За несколько секунд на лице разбойника сменилось столько непередаваемых выражений, что, казалось, какой-то шутник решил показать немое кино, направив проектор Кнуту на широкое, как крышка бочонка, лицо. В определенный момент времени он был настолько вне себя от ярости, что решил порешить их обоих: и Кавалерию и Миража вместе с ним, но вовремя опомнился и в конечном итоге подхватил идею, обыграв все, как пощаду провинившегося олуха. Тем более что Мираж, убедившись в успехе своего рискованного предприятия по обелению, а вернее сказать, — очернению каторжника, по своему обыкновению, загадочным образом исчез, развеявшись в вечерней полумгле борделя, как зола, пущенная по ветру.

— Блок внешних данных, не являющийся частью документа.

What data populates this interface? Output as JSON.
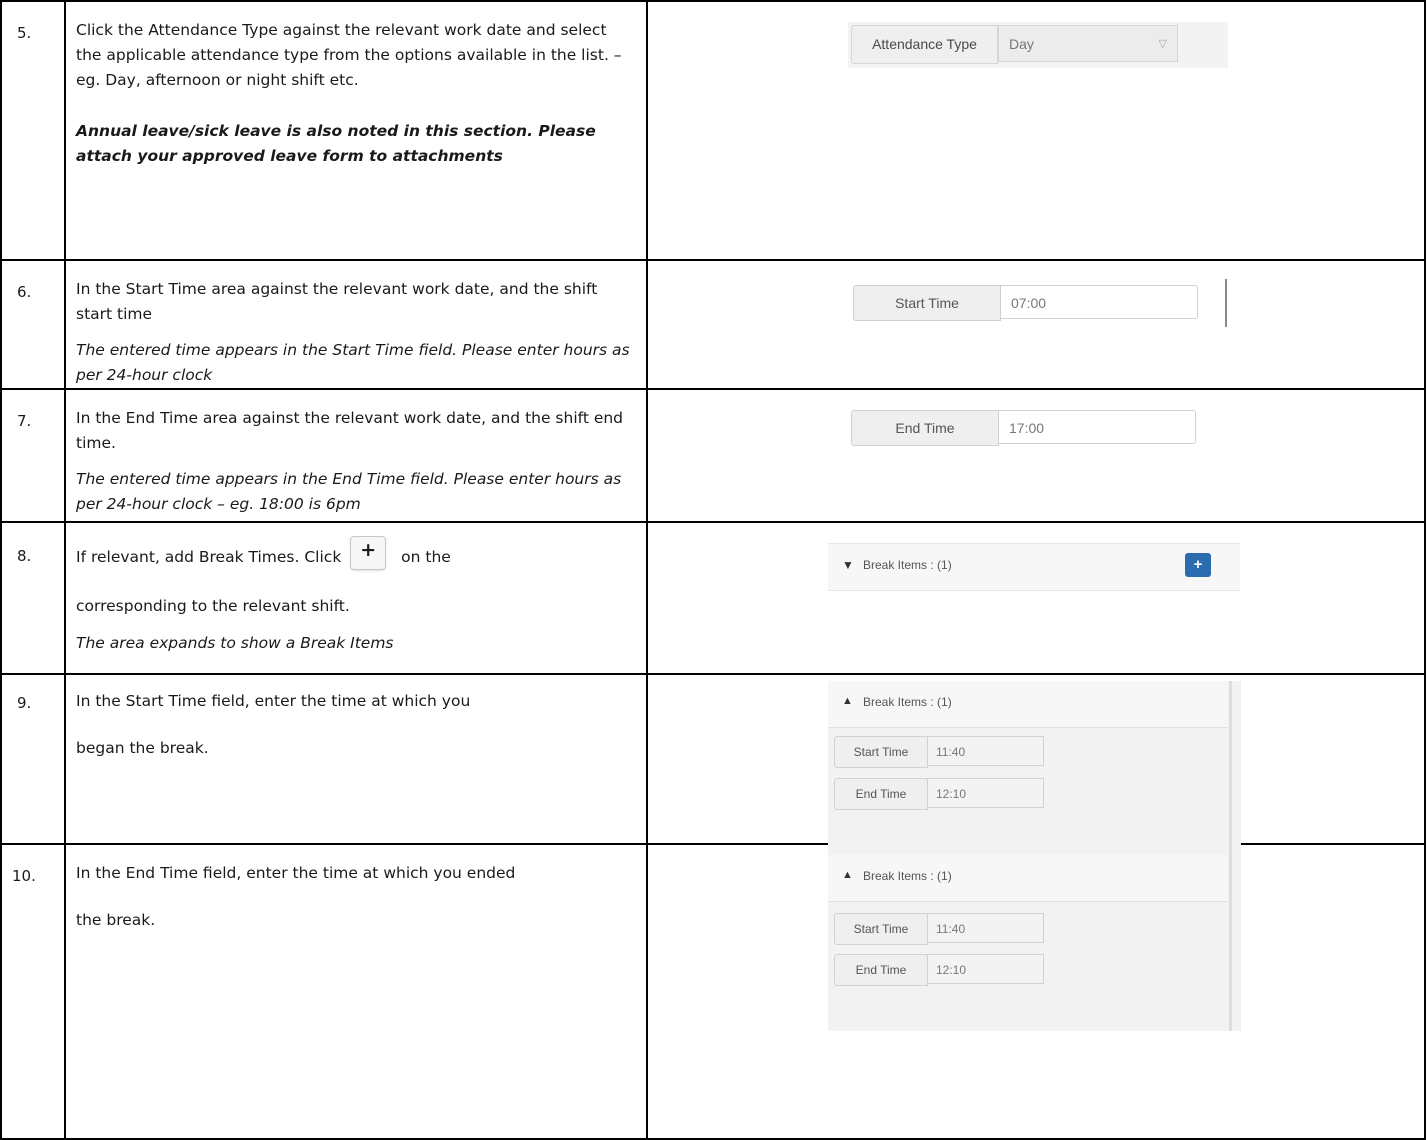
{
  "steps": [
    {
      "num": "5.",
      "text": "Click the Attendance Type against the relevant work date and select the applicable attendance type from the options available in the list. – eg. Day, afternoon or night shift etc.",
      "note": "Annual leave/sick leave is also noted in this section. Please attach your approved leave form to attachments",
      "widget": {
        "label": "Attendance Type",
        "value": "Day",
        "caret": "▽"
      }
    },
    {
      "num": "6.",
      "text": "In the Start Time area against the relevant work date, and the shift start time",
      "note": "The entered time appears in the Start Time field. Please enter hours as per 24-hour clock",
      "widget": {
        "label": "Start Time",
        "value": "07:00"
      }
    },
    {
      "num": "7.",
      "text": "In the End Time area against the relevant work date, and the shift end time.",
      "note": "The entered time appears in the End Time field. Please enter hours as per 24-hour clock – eg. 18:00 is 6pm",
      "widget": {
        "label": "End Time",
        "value": "17:00"
      }
    },
    {
      "num": "8.",
      "text_a": "If relevant, add Break Times. Click",
      "text_b": "on the",
      "text_c": "corresponding to the relevant shift.",
      "inline_icon": "+",
      "note": "The area expands to show a Break Items",
      "widget": {
        "label": "Break Items : (1)",
        "icon": "chevron-down-icon",
        "add": "+"
      }
    },
    {
      "num": "9.",
      "text_a": "In the Start Time field, enter the time at which you",
      "text_b": "began the break.",
      "widget": {
        "header": "Break Items : (1)",
        "start_label": "Start Time",
        "start_value": "11:40",
        "end_label": "End Time",
        "end_value": "12:10"
      }
    },
    {
      "num": "10.",
      "text_a": "In the End Time field, enter the time at which you ended",
      "text_b": "the break.",
      "widget": {
        "header": "Break Items : (1)",
        "start_label": "Start Time",
        "start_value": "11:40",
        "end_label": "End Time",
        "end_value": "12:10"
      }
    }
  ],
  "colors": {
    "accent": "#2b6cb0",
    "border": "#000000"
  }
}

Его решению о помиловании все остальные головорезы обрадовались даже больше, чем прежнему приговору, в том числе и те из «присяжных», которые ухмылялись во весь рот в предвкушении казни. Когда Кавалерия выстрелил проститутке в лицо, изувечив ту, но не убив, — а точнее, увидев то, с какой скоростью он это сделал, каждый ублюдок вдруг понял, что не захотел бы оказаться на месте этой продажной женщины. Мысли о, мягко говоря, нелегкой женской судьбе в Прериконе крайне редко посещают головы мужчин, тем более таких уродов, какими были эти. Представленное в таком свете дело повернулось в пользу Кавалерии, так как лихачи были только рады развить и возвести идею о чьей-то жестокости в абсолют — до уровня, граничащего подчас с легендарностью!

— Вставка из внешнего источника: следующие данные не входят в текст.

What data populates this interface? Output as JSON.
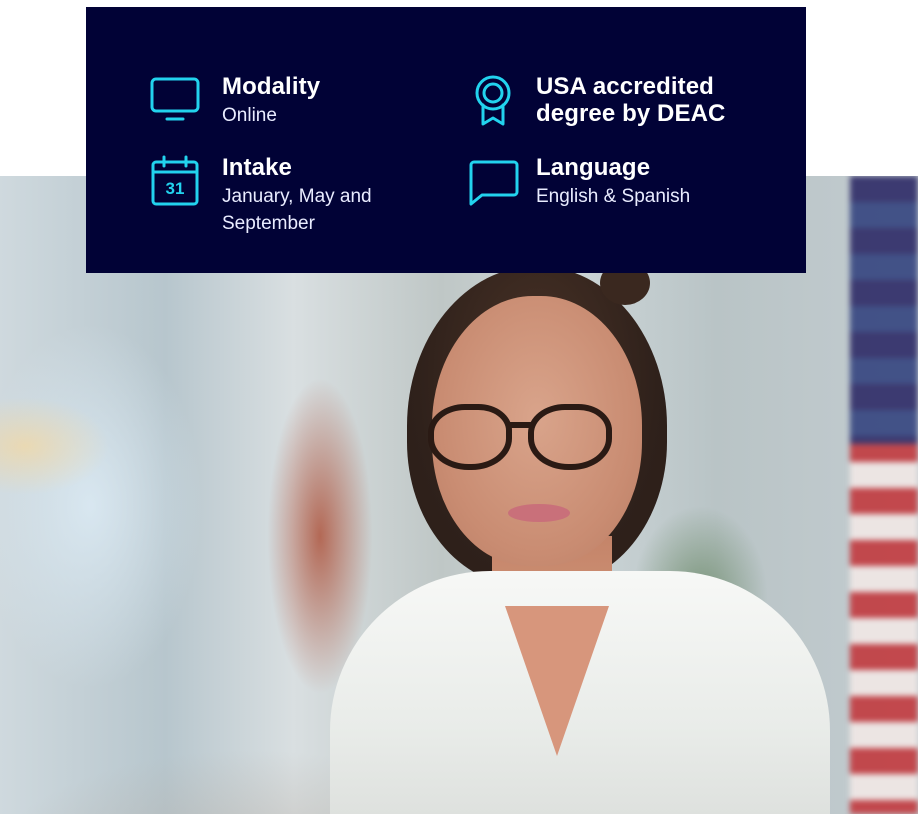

— … а потом он заклеймил этой корове лицо, выстрелив в упор картечью, чтобы даже гробовщик не польстился на ее телячьи прелести! — примерно так обычно заканчивались истории, рассказываемые за костром в лагере разбойников.
Слушатели разражались довольным хохотом и одобрительно стучали рассказчика по плечу.
— Лицо-то он, может, и попортил, а вымя-то у дамочки, помню, знатное было! — приобщался к успеху кто-нибудь из находившихся поблизости очевидцев.
Со временем байки обрастали подробностями, будто каждый рассказчик взял себе за долг посоревновался с остальными в ублюдочности и изощренности фантазии. Чем меньше живых свидетелей становилось, тем меньше правды в историях было. Байки эти снимали среди бандитов такие же овации, какие снимает новая пьеса прославленного драматурга в столичном обществе ценителей прекрасного. По окончании каждого такого рассказа все с чувством мрачного удовлетворения косились туда, куда ушел ночевать печально известный им дьявол в человеческом обличье. Их лица как бы говорили: «Ты, может, и хотел казаться святошей, друг, да только мы-то всегда знали какой ты есть на самом деле там, внутри, а теперь, когда ты нам, наконец, показал свое истинное лицо, и подавно знаем!»